The Montrose Review (1st October 1948): Fictional sleuths invariably owe their success to methods that are the opposite of orthodox. In real life, however, the solving of a crime, be it murder or something less serious, is usually the result of persistent and painstaking investigation. The truth of this is underlined by John Rhodes [sic] in The Telephone Call. The victim of a particularly brutal killing is a woman, and for long her husband is the principal suspect. The police, however, are the first to admit that the superficial facts can be used to prove the husband’s innocence as well as his guilt, and it is some time before they uncover the clue that leads them to the correct solution. This novel. which is based on a celebrated murder trial, is a superlative example of the straight-forward detective story.

New Yorker (12th February 1949, 120w): The details, though not the solution, are, possibly by coincidence, the same as those of a Liverpool cause célèbre – the Wallace case, in 1931…  Mr. Rhode’s contribution to the literature of the affair is, regrettably, on the dull side.
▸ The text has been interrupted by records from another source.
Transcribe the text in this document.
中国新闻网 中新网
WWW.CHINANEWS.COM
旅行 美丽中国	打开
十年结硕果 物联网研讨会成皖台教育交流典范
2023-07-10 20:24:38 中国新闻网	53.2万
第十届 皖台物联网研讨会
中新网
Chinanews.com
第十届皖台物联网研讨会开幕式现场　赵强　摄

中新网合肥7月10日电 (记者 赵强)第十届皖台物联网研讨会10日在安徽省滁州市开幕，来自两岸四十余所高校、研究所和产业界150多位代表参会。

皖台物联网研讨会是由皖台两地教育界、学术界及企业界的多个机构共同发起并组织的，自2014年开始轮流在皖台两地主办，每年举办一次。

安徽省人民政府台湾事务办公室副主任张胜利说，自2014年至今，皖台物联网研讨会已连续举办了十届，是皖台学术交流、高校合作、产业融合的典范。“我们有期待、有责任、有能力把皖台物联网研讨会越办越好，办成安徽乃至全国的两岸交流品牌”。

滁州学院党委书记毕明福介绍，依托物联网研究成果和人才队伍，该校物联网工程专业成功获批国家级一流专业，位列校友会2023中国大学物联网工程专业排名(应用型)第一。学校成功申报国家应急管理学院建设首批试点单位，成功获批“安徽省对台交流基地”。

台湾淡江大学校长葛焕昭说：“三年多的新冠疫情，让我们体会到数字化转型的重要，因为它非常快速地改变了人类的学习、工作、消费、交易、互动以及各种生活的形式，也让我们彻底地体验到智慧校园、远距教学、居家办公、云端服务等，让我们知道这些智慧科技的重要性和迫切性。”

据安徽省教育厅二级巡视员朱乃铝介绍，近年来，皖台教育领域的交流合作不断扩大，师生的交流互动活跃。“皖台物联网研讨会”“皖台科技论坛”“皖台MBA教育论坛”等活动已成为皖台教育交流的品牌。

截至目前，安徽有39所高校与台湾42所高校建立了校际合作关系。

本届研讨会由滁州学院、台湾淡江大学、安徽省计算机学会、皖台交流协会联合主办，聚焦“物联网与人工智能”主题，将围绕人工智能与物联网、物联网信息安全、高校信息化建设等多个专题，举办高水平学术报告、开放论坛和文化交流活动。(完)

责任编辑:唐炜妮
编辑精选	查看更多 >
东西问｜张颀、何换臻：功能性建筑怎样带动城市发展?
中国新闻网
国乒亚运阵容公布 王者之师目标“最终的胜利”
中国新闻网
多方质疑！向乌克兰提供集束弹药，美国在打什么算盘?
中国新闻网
The Saturday Review (19 February 1949): Salesman called off on wild-goose chase returns to find wife slain and himself chief suspect. Dr. Priestly settles that. Typical Rhodesian exercise in deduction – this time with slightly more pungency than usual – due possibly to factual basis of “perfect crime”. Very good.

NY Herald Tribune Wkly Bk R (Will Cuppy, 20th February 1949, 130w): Here is a Grade A puzzle…  Fine guessing game for stand-pat jig-saw fans.

Chicago Sun (James Sandoe, 25th February 1949, 320w)

NY Times (27th February 1949, 110w)

San Francisco Chronicle (E.D. Doyle, 13th March 1949, 80w)

A Catalogue of Crime (Barzun & Taylor, 1989): A first-rate reconstruction of the Wallace case. When Rhode has a start on the situation – i.e., does not have to clothe it himself with human detail – he does an excellent job. And his mastery of physical fact is here admirably applied, leading to a very plausible outcome. Hors concours, gold medal.